The very next sentence says "it will keep the packages listed in devel-req.txt in order and preserve comments." I'm not sure what would be a better concise description.
I can't answer all your questions, but hopefully the following helps.
Both virtualenv and pip are very usable. Many Python devs use these everyday.
Since you have a working easy_install, the easiest way to install both is the following:
easy_install pip
easy_install virtualenv
Once you have virtualenv, just type virtualenv yourEnvName and you'll get your new python virtual environment in a directory named yourEnvName.
From there, it's as easy as source yourEnvName/bin/activate and the virtual python interpreter will be your active.
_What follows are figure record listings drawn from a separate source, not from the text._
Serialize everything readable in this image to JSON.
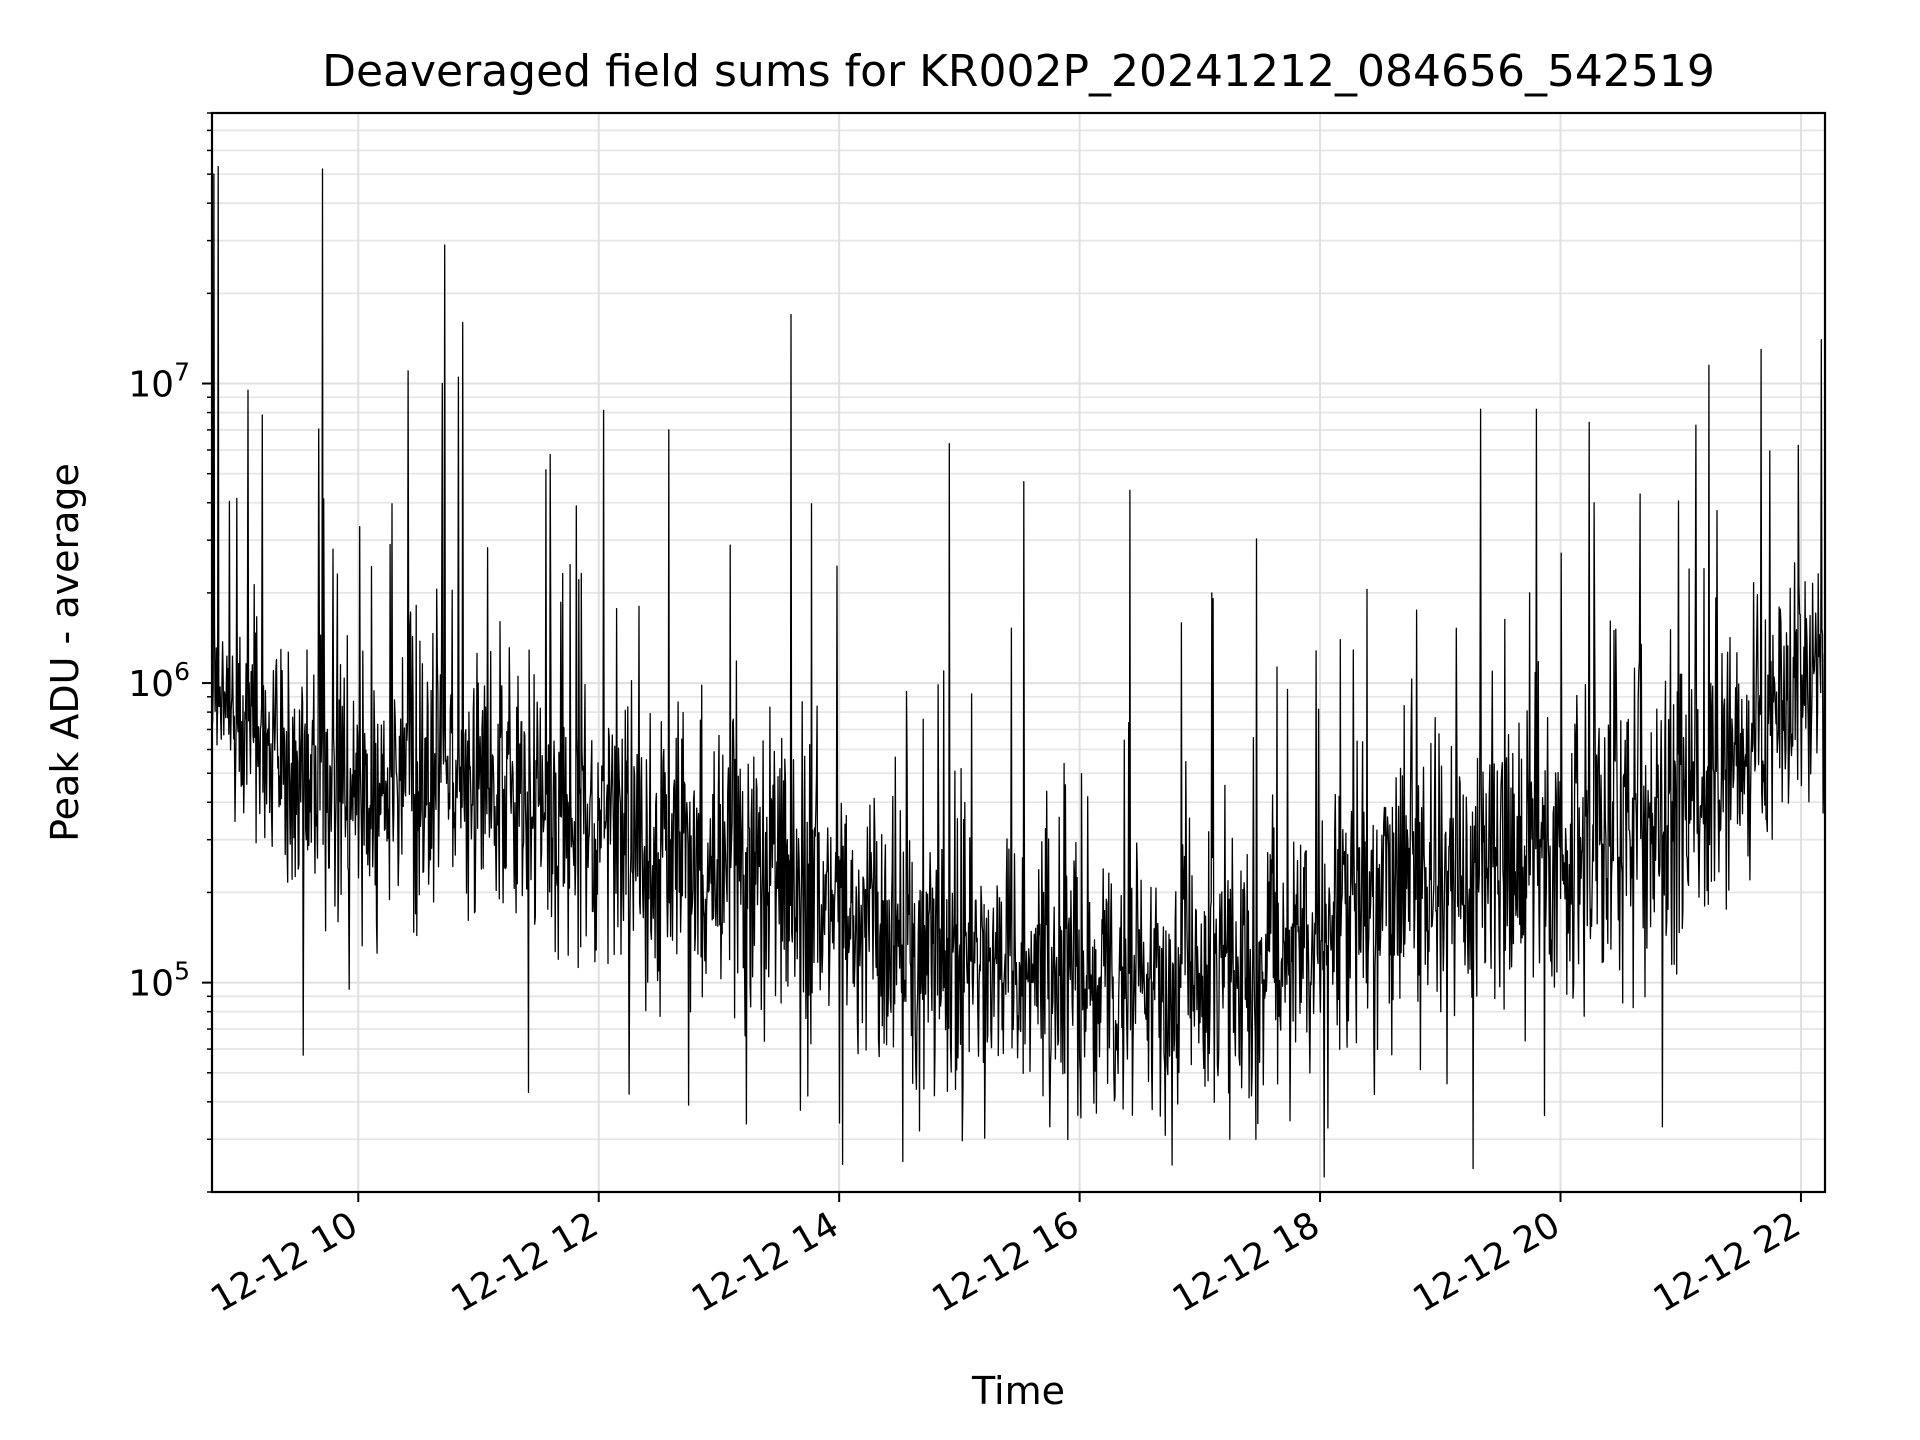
{
  "chart_data": {
    "type": "line",
    "title": "Deaveraged field sums for KR002P_20241212_084656_542519",
    "xlabel": "Time",
    "ylabel": "Peak ADU - average",
    "y_scale": "log",
    "ylim": [
      20000,
      80000000
    ],
    "xlim": [
      "2024-12-12 08:47",
      "2024-12-12 22:12"
    ],
    "grid": true,
    "legend": "none",
    "line_color": "#000000",
    "x_ticks": [
      {
        "label": "12-12 10",
        "value": "2024-12-12 10:00"
      },
      {
        "label": "12-12 12",
        "value": "2024-12-12 12:00"
      },
      {
        "label": "12-12 14",
        "value": "2024-12-12 14:00"
      },
      {
        "label": "12-12 16",
        "value": "2024-12-12 16:00"
      },
      {
        "label": "12-12 18",
        "value": "2024-12-12 18:00"
      },
      {
        "label": "12-12 20",
        "value": "2024-12-12 20:00"
      },
      {
        "label": "12-12 22",
        "value": "2024-12-12 22:00"
      }
    ],
    "y_ticks": [
      {
        "base": "10",
        "exp": "5",
        "value": 100000
      },
      {
        "base": "10",
        "exp": "6",
        "value": 1000000
      },
      {
        "base": "10",
        "exp": "7",
        "value": 10000000
      }
    ],
    "series": [
      {
        "x": [
          "2024-12-12 08:47",
          "2024-12-12 09:00",
          "2024-12-12 09:30",
          "2024-12-12 10:00",
          "2024-12-12 10:30",
          "2024-12-12 11:00",
          "2024-12-12 11:30",
          "2024-12-12 12:00",
          "2024-12-12 12:30",
          "2024-12-12 13:00",
          "2024-12-12 13:30",
          "2024-12-12 14:00",
          "2024-12-12 14:30",
          "2024-12-12 15:00",
          "2024-12-12 15:30",
          "2024-12-12 16:00",
          "2024-12-12 16:30",
          "2024-12-12 17:00",
          "2024-12-12 17:30",
          "2024-12-12 18:00",
          "2024-12-12 18:30",
          "2024-12-12 19:00",
          "2024-12-12 19:30",
          "2024-12-12 20:00",
          "2024-12-12 20:30",
          "2024-12-12 21:00",
          "2024-12-12 21:30",
          "2024-12-12 22:00",
          "2024-12-12 22:12"
        ],
        "y": [
          1100000,
          700000,
          550000,
          450000,
          480000,
          500000,
          400000,
          350000,
          280000,
          260000,
          250000,
          170000,
          130000,
          120000,
          110000,
          100000,
          100000,
          100000,
          110000,
          150000,
          200000,
          230000,
          240000,
          260000,
          300000,
          400000,
          600000,
          900000,
          1100000
        ],
        "spread": [
          0.2,
          0.25,
          0.3,
          0.3,
          0.35,
          0.3,
          0.3,
          0.3,
          0.32,
          0.35,
          0.35,
          0.32,
          0.3,
          0.3,
          0.28,
          0.28,
          0.28,
          0.28,
          0.3,
          0.3,
          0.32,
          0.33,
          0.33,
          0.34,
          0.35,
          0.35,
          0.33,
          0.28,
          0.25
        ]
      }
    ],
    "peaks": [
      {
        "x": "2024-12-12 08:48",
        "y": 50000000
      },
      {
        "x": "2024-12-12 08:50",
        "y": 53000000
      },
      {
        "x": "2024-12-12 09:05",
        "y": 9500000
      },
      {
        "x": "2024-12-12 10:43",
        "y": 29000000
      },
      {
        "x": "2024-12-12 10:42",
        "y": 10000000
      },
      {
        "x": "2024-12-12 10:52",
        "y": 16000000
      },
      {
        "x": "2024-12-12 10:50",
        "y": 10500000
      },
      {
        "x": "2024-12-12 12:35",
        "y": 7000000
      },
      {
        "x": "2024-12-12 13:36",
        "y": 17000000
      },
      {
        "x": "2024-12-12 14:55",
        "y": 6300000
      },
      {
        "x": "2024-12-12 15:32",
        "y": 4700000
      },
      {
        "x": "2024-12-12 16:25",
        "y": 4400000
      },
      {
        "x": "2024-12-12 17:06",
        "y": 2000000
      },
      {
        "x": "2024-12-12 19:20",
        "y": 8200000
      },
      {
        "x": "2024-12-12 19:48",
        "y": 8200000
      },
      {
        "x": "2024-12-12 21:14",
        "y": 11500000
      },
      {
        "x": "2024-12-12 21:40",
        "y": 13000000
      },
      {
        "x": "2024-12-12 22:10",
        "y": 14000000
      }
    ],
    "troughs": [
      {
        "x": "2024-12-12 09:42",
        "y": 52000000
      },
      {
        "x": "2024-12-12 11:25",
        "y": 43000
      },
      {
        "x": "2024-12-12 12:45",
        "y": 39000
      },
      {
        "x": "2024-12-12 14:00",
        "y": 34000
      },
      {
        "x": "2024-12-12 14:40",
        "y": 32000
      },
      {
        "x": "2024-12-12 15:45",
        "y": 33000
      },
      {
        "x": "2024-12-12 17:15",
        "y": 30000
      },
      {
        "x": "2024-12-12 17:28",
        "y": 30000
      },
      {
        "x": "2024-12-12 19:52",
        "y": 36000
      }
    ]
  }
}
I know nothing about matplotlib, but following the installation interactions should work out ok unless there are weird hard-coded path issues.
If you can install something via easy_install you can usually install it via pip. I haven't found anything that easy_install could do that pip couldn't.
I wouldn't count on users being able to install virtualenv (it depends on who your users are). Technically, a virtual python interpreter can be treated as a real one for most cases. It's main use is not cluttering up the real interpreter's site-packages and if you have two libraries/apps that require different and incompatible versions of the same library.
If you or a user install something in a virtualenv, it won't be available in other virtualenvs or the system Python interpreter. You'll need to use source /path/to/yourvirtualenv/bin/activate command to switch to a virtual environment you installed the library on.
What they mean by "as a sort of template for the new file" is that the pip freeze -r devel-req.txt > stable-req.txt command will create a new file stable-req.txt based on the existing file devel-req.txt. The only difference will be anything installed not already specified in the existing file will be in the new file.